N-B-Al共掺荧光4H-SiC施主受主对发光性能研究

doi:10.15541/jim20160268

摘要/Abstract

摘要：

施主受主共掺杂的荧光4H-SiC可以通过复合发出可见光, 影响其发光性能的一个重要因素是施主-受主掺杂的浓度。本研究通过PVT生长方法制备了3英寸N-B-Al共掺的4H-SiC晶体, 采用Raman光谱、SIMS对晶体的结晶类型和掺杂浓度进行了表征; 采用PL发射谱和激发谱、荧光衰减曲线表征和内量子效率对晶体的发光波长、强度、施主-受主对复合发光性能进行了研究。结果发现, 低浓度Al掺杂样品在室温下发出黄绿色荧光。低浓度Al掺杂在晶体中提供较少的受主; 高浓度B、N掺杂形成施主, 从而贡献充足的电子-空穴对。这些电子-空穴的复合提高了施主-受主对复合的内量子效率, 进而增强光致发光强度, 增加平均发光寿命。

关键词: 碳化硅, 光致发光, 内量子效率

Abstract:

Fluorescent 4H-SiC, co-doped with donor and acceptor impurities, can work as phosphor for visible light emission by recombination. Donor concentration and acceptor impurities are two important factors which influence luminescent properties of fluorescent 4H-SiC. In this study, 3 inch N-B-Al co-doped 4H-SiC crystals were prepared by physical vapor transport method. Crystalline type and N-B-Al concentration of the doped 4H-SiC were measured by Raman spectrum and secondary ion mass spectra. Influences of doping concentrations on the photoluminescence were studied by photoluminescence excitation and emission spectra, luminescence decay curves, and internal and external quantum efficiencies. It is found that p-type fluorescent 4H-SiC with low Al doping concentration shows intensive yellow-green fluorescence at room temperature. Heavily doped N and B and lightly doped Al in 4H-SiC produce enough electron hole pairs for the recombination. This sufficient recombination enhances internal quantum efficiency of fluorescent 4H-SiC. Furthermore, the recombination is also helpful to increase their photoluminescence intensity and average fluorescence lifetime.

Key words: silicon carbide, photoluminescence, IQE

中图分类号:

TB23

卓世异, 刘熙, 高攀, 严成锋, 施尔畏. N-B-Al共掺荧光4H-SiC施主受主对发光性能研究[J]. 无机材料学报, 2017, 32(1): 51-55.

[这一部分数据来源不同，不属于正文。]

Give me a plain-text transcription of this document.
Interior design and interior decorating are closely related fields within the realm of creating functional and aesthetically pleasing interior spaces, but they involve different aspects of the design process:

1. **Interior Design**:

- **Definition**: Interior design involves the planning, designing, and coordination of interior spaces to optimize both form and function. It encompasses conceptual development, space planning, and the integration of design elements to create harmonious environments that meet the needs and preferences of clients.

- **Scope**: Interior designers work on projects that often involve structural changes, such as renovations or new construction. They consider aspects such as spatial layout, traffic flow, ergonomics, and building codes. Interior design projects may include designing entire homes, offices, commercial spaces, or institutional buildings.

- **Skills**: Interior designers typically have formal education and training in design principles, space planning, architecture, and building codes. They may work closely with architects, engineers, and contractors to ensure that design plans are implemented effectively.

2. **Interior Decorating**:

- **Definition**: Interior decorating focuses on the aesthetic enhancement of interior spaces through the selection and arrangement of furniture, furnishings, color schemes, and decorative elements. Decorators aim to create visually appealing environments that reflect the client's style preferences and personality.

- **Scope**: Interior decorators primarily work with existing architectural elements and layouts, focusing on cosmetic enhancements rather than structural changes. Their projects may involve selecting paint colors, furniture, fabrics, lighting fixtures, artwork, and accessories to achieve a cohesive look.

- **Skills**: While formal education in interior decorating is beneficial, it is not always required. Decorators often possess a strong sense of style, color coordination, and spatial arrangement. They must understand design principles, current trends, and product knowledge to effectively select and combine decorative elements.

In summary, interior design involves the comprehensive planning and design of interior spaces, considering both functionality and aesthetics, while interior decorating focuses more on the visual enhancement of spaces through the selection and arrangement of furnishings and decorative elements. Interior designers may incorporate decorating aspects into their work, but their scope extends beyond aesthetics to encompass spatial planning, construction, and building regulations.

ZHUO Shi-Yi, LIU Xi, GAO Pan, YAN Cheng-Feng, SHI Er-Wei. Luminescence of Donor-acceptor-pair in Fluorescent 4H-SiC Doped with Nitrogen, Boron and Aluminum[J]. Journal of Inorganic Materials, 2017, 32(1): 51-55.

图/表 8

图1 (a) 3英寸PVT法生长的荧光4H-SiC晶片; (b)样品在能量5 mJ、波长325 nm激光激发条件下发射出可见光的照片, 其中325 nm脉冲激光光斑大约10 mm

Fig. 1 (a) Photographs of 3-inch fluorescent 4H-SiC wafer grown by PVT method; (b) a visible light emitting fluorescent 4H-SiC sample excited by 325 nm pulsed laser source with a power of 5 mJ. The spot diameter of 325 nm laser source is about 10 mm

图2 室温下样品a~g的拉曼光谱图

Fig. 2 Room temperature Raman scattering spectra of a~g samples (which listed in Table 1)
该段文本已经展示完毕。